Nationalgeographic.co.id - Hari Raya Natal sudah di depan mata. Biasanya, lagu-lagu bertemakan Natal pun mulai diputar, baik di rumah maupun tempat umum.
Jepang termasuk salah satu negara yang merayakan Natal. Uniknya, Simfoni Kesembilan Beethoven “Ode to Joy” menjadi salah satu lagu Natal di sana. Padahal, simfoni ini sama sekali tidak memiliki unsur Natal dalam liriknya. Lalu bagaimana kisahnya sehingga simfoni ini dijadikan sebagai lagu Natal oleh masyarakat Jepang?

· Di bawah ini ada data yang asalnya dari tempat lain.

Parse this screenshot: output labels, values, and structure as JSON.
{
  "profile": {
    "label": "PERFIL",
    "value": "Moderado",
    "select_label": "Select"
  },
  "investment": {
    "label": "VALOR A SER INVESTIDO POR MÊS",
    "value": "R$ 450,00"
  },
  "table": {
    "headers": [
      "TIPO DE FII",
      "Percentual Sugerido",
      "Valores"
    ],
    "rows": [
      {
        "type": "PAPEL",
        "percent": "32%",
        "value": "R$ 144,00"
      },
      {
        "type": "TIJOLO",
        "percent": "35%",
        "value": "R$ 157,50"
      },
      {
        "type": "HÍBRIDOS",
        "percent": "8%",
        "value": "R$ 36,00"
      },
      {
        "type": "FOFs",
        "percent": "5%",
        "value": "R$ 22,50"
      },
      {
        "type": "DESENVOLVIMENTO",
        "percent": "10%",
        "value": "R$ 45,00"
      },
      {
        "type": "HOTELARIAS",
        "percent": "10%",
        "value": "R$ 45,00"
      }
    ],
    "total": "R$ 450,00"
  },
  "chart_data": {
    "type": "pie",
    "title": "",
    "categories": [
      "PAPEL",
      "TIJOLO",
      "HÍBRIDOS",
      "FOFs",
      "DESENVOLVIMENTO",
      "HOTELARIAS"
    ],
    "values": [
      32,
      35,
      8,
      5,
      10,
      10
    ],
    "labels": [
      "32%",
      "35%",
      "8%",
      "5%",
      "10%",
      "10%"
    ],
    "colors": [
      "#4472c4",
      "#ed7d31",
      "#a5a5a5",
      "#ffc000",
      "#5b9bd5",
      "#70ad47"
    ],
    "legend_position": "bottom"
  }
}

Meski mampu menciptakan karya yang luar biasa, kehidupan pribadi Beethoven berantakan. “Dia memiliki kesehatan yang buruk sepanjang hidupnya. Sang Maestro menginginkan cinta tetapi tidak menemukannya. Dia menginginkan sebuah keluarga tetapi tidak memilikinya,” kata penulis dan pembuat film Kerry Candaele. Dalam filmnya, "Following the Ninth", ia mendokumentasikan dampak global dari simfoni terakhir Beethoven.

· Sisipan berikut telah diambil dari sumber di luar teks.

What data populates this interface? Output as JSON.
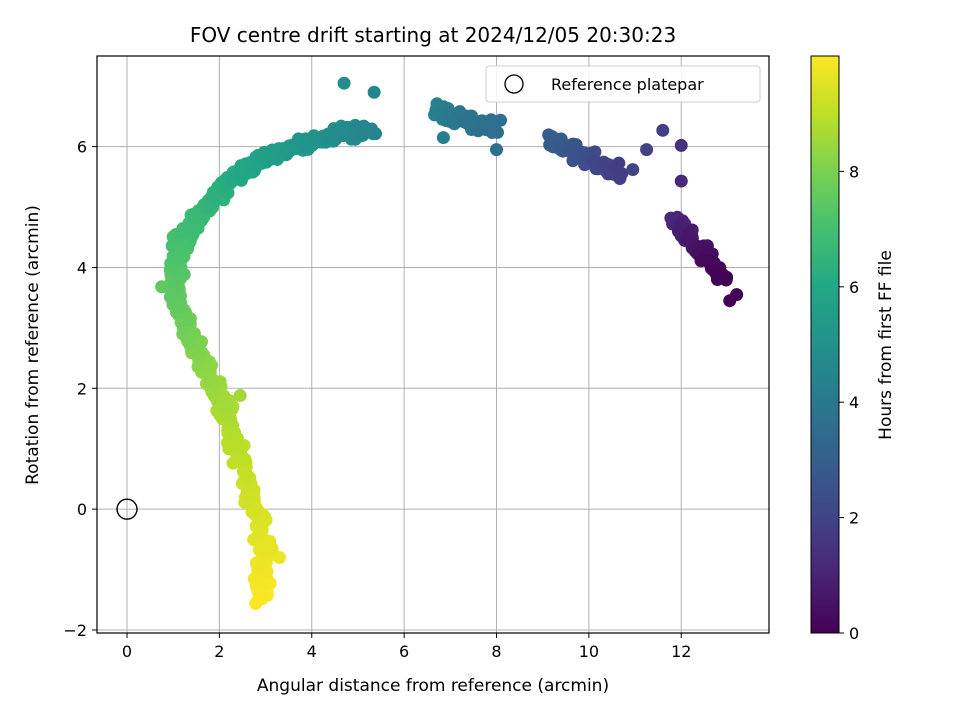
{
  "chart_data": {
    "type": "scatter",
    "title": "FOV centre drift starting at 2024/12/05 20:30:23",
    "xlabel": "Angular distance from reference (arcmin)",
    "ylabel": "Rotation from reference (arcmin)",
    "xlim": [
      -0.65,
      13.9
    ],
    "ylim": [
      -2.05,
      7.5
    ],
    "x_ticks": [
      "0",
      "2",
      "4",
      "6",
      "8",
      "10",
      "12"
    ],
    "y_ticks": [
      "−2",
      "0",
      "2",
      "4",
      "6"
    ],
    "grid": true,
    "colormap": "viridis",
    "colorbar": {
      "label": "Hours from first FF file",
      "range": [
        0,
        10
      ],
      "ticks": [
        "0",
        "2",
        "4",
        "6",
        "8"
      ]
    },
    "legend": {
      "position": "top-right",
      "entries": [
        "Reference platepar"
      ]
    },
    "reference_point": {
      "x": 0,
      "y": 0
    },
    "drift_path": [
      {
        "x": 12.9,
        "y": 3.8,
        "t": 0.0
      },
      {
        "x": 12.2,
        "y": 4.5,
        "t": 0.7
      },
      {
        "x": 11.8,
        "y": 4.8,
        "t": 1.2
      },
      {
        "x": 10.6,
        "y": 5.6,
        "t": 1.8
      },
      {
        "x": 10.0,
        "y": 5.8,
        "t": 2.4
      },
      {
        "x": 9.2,
        "y": 6.1,
        "t": 3.0
      },
      {
        "x": 8.0,
        "y": 6.3,
        "t": 3.6
      },
      {
        "x": 7.0,
        "y": 6.5,
        "t": 4.1
      },
      {
        "x": 6.7,
        "y": 6.6,
        "t": 4.3
      },
      {
        "x": 5.3,
        "y": 6.3,
        "t": 4.5
      },
      {
        "x": 4.5,
        "y": 6.2,
        "t": 4.9
      },
      {
        "x": 3.7,
        "y": 6.0,
        "t": 5.3
      },
      {
        "x": 3.0,
        "y": 5.8,
        "t": 5.7
      },
      {
        "x": 2.3,
        "y": 5.5,
        "t": 6.1
      },
      {
        "x": 1.7,
        "y": 5.0,
        "t": 6.6
      },
      {
        "x": 1.2,
        "y": 4.5,
        "t": 7.0
      },
      {
        "x": 1.05,
        "y": 4.0,
        "t": 7.3
      },
      {
        "x": 1.1,
        "y": 3.4,
        "t": 7.6
      },
      {
        "x": 1.4,
        "y": 2.8,
        "t": 8.0
      },
      {
        "x": 1.8,
        "y": 2.2,
        "t": 8.4
      },
      {
        "x": 2.2,
        "y": 1.5,
        "t": 8.8
      },
      {
        "x": 2.5,
        "y": 0.7,
        "t": 9.1
      },
      {
        "x": 2.8,
        "y": 0.0,
        "t": 9.4
      },
      {
        "x": 3.0,
        "y": -0.7,
        "t": 9.7
      },
      {
        "x": 2.9,
        "y": -1.5,
        "t": 10.0
      }
    ],
    "outliers": [
      {
        "x": 4.7,
        "y": 7.05,
        "t": 4.8
      },
      {
        "x": 5.35,
        "y": 6.9,
        "t": 4.6
      },
      {
        "x": 11.6,
        "y": 6.27,
        "t": 1.9
      },
      {
        "x": 12.0,
        "y": 6.02,
        "t": 1.4
      },
      {
        "x": 12.0,
        "y": 5.43,
        "t": 1.2
      },
      {
        "x": 0.75,
        "y": 3.68,
        "t": 7.5
      },
      {
        "x": 2.45,
        "y": 1.88,
        "t": 8.6
      },
      {
        "x": 3.3,
        "y": -0.8,
        "t": 9.7
      },
      {
        "x": 13.2,
        "y": 3.55,
        "t": 0.1
      },
      {
        "x": 13.05,
        "y": 3.45,
        "t": 0.1
      },
      {
        "x": 10.95,
        "y": 5.62,
        "t": 2.0
      },
      {
        "x": 11.25,
        "y": 5.95,
        "t": 1.9
      },
      {
        "x": 8.0,
        "y": 5.95,
        "t": 3.6
      },
      {
        "x": 6.85,
        "y": 6.15,
        "t": 4.2
      }
    ]
  }
}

Beberapa ahli berteori bahwa Beethoven membutuhkan waktu seumur hidup untuk menulis Simfoni Kesembilan. Simfoni ini diselesaikan sebelum kematiannya pada tahun 1827. Ia terinspirasi oleh tulisan penyair dan filsuf Jerman Friedrich Schiller. Pada tahun 1785, Schiller menulis "Ode to Joy" yang berisi pesan universal persaudaraan, kegembiraan, dan kebebasan.
Beethoven pun memasukkan kata-kata Schiller dalam gerakan keempat. Simfoni Kesembilan kemudian menjadi simfoni pertama di dunia yang menampilkan paduan suara.

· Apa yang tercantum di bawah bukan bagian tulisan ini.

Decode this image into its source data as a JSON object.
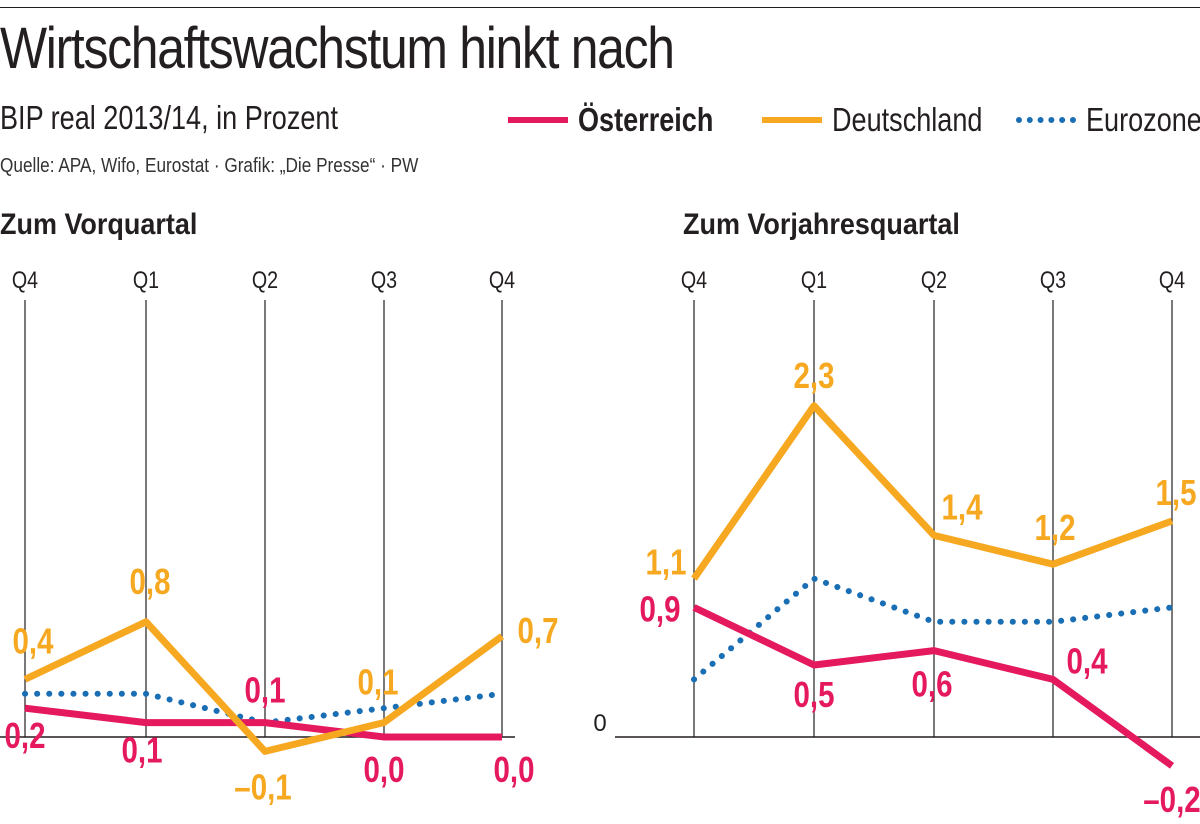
{
  "header": {
    "title": "Wirtschaftswachstum hinkt nach",
    "subtitle": "BIP real 2013/14, in Prozent",
    "source": "Quelle: APA, Wifo, Eurostat · Grafik: „Die Presse“ · PW"
  },
  "legend": {
    "items": [
      {
        "label": "Österreich",
        "color": "#e5195e",
        "style": "solid",
        "bold": true
      },
      {
        "label": "Deutschland",
        "color": "#f6a821",
        "style": "solid",
        "bold": false
      },
      {
        "label": "Eurozone",
        "color": "#1a6eb4",
        "style": "dotted",
        "bold": false
      }
    ]
  },
  "chart_data": [
    {
      "type": "line",
      "title": "Zum Vorquartal",
      "categories": [
        "Q4",
        "Q1",
        "Q2",
        "Q3",
        "Q4"
      ],
      "zero_label": "",
      "ylim": [
        -0.2,
        1.6
      ],
      "series": [
        {
          "name": "Österreich",
          "color": "#e5195e",
          "style": "solid",
          "values": [
            0.2,
            0.1,
            0.1,
            0.0,
            0.0
          ],
          "labels": [
            "0,2",
            "0,1",
            "0,1",
            "0,0",
            "0,0"
          ]
        },
        {
          "name": "Deutschland",
          "color": "#f6a821",
          "style": "solid",
          "values": [
            0.4,
            0.8,
            -0.1,
            0.1,
            0.7
          ],
          "labels": [
            "0,4",
            "0,8",
            "–0,1",
            "0,1",
            "0,7"
          ]
        },
        {
          "name": "Eurozone",
          "color": "#1a6eb4",
          "style": "dotted",
          "values": [
            0.3,
            0.3,
            0.1,
            0.2,
            0.3
          ],
          "labels": []
        }
      ]
    },
    {
      "type": "line",
      "title": "Zum Vorjahresquartal",
      "categories": [
        "Q4",
        "Q1",
        "Q2",
        "Q3",
        "Q4"
      ],
      "zero_label": "0",
      "ylim": [
        -0.4,
        2.8
      ],
      "series": [
        {
          "name": "Österreich",
          "color": "#e5195e",
          "style": "solid",
          "values": [
            0.9,
            0.5,
            0.6,
            0.4,
            -0.2
          ],
          "labels": [
            "0,9",
            "0,5",
            "0,6",
            "0,4",
            "–0,2"
          ]
        },
        {
          "name": "Deutschland",
          "color": "#f6a821",
          "style": "solid",
          "values": [
            1.1,
            2.3,
            1.4,
            1.2,
            1.5
          ],
          "labels": [
            "1,1",
            "2,3",
            "1,4",
            "1,2",
            "1,5"
          ]
        },
        {
          "name": "Eurozone",
          "color": "#1a6eb4",
          "style": "dotted",
          "values": [
            0.4,
            1.1,
            0.8,
            0.8,
            0.9
          ],
          "labels": []
        }
      ]
    }
  ]
}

Meskipun populer di Eropa, Simfoni Kesembilan baru bergaung di Asia seabad kemudian, di tempat yang hampir tidak lazim.
Baca Juga: Teknologi Kecerdasan Buatan Bantu Selesaikan Simfoni No. 10 Beethoven
Selama Perang Dunia I, Jepang bersekutu dengan Inggris dan menangkap musuh dari pulau Qingdao di Tiongkok yang diduduki Jerman. Sekitar 1.000 tentara Jerman diangkut ke Naruto, sebuah kota kecil di Prefektur Tokushima. Alih-alih menerima tawanan perang, pulau ini lebih terbiasa menyambut peziarah kuil Buddha.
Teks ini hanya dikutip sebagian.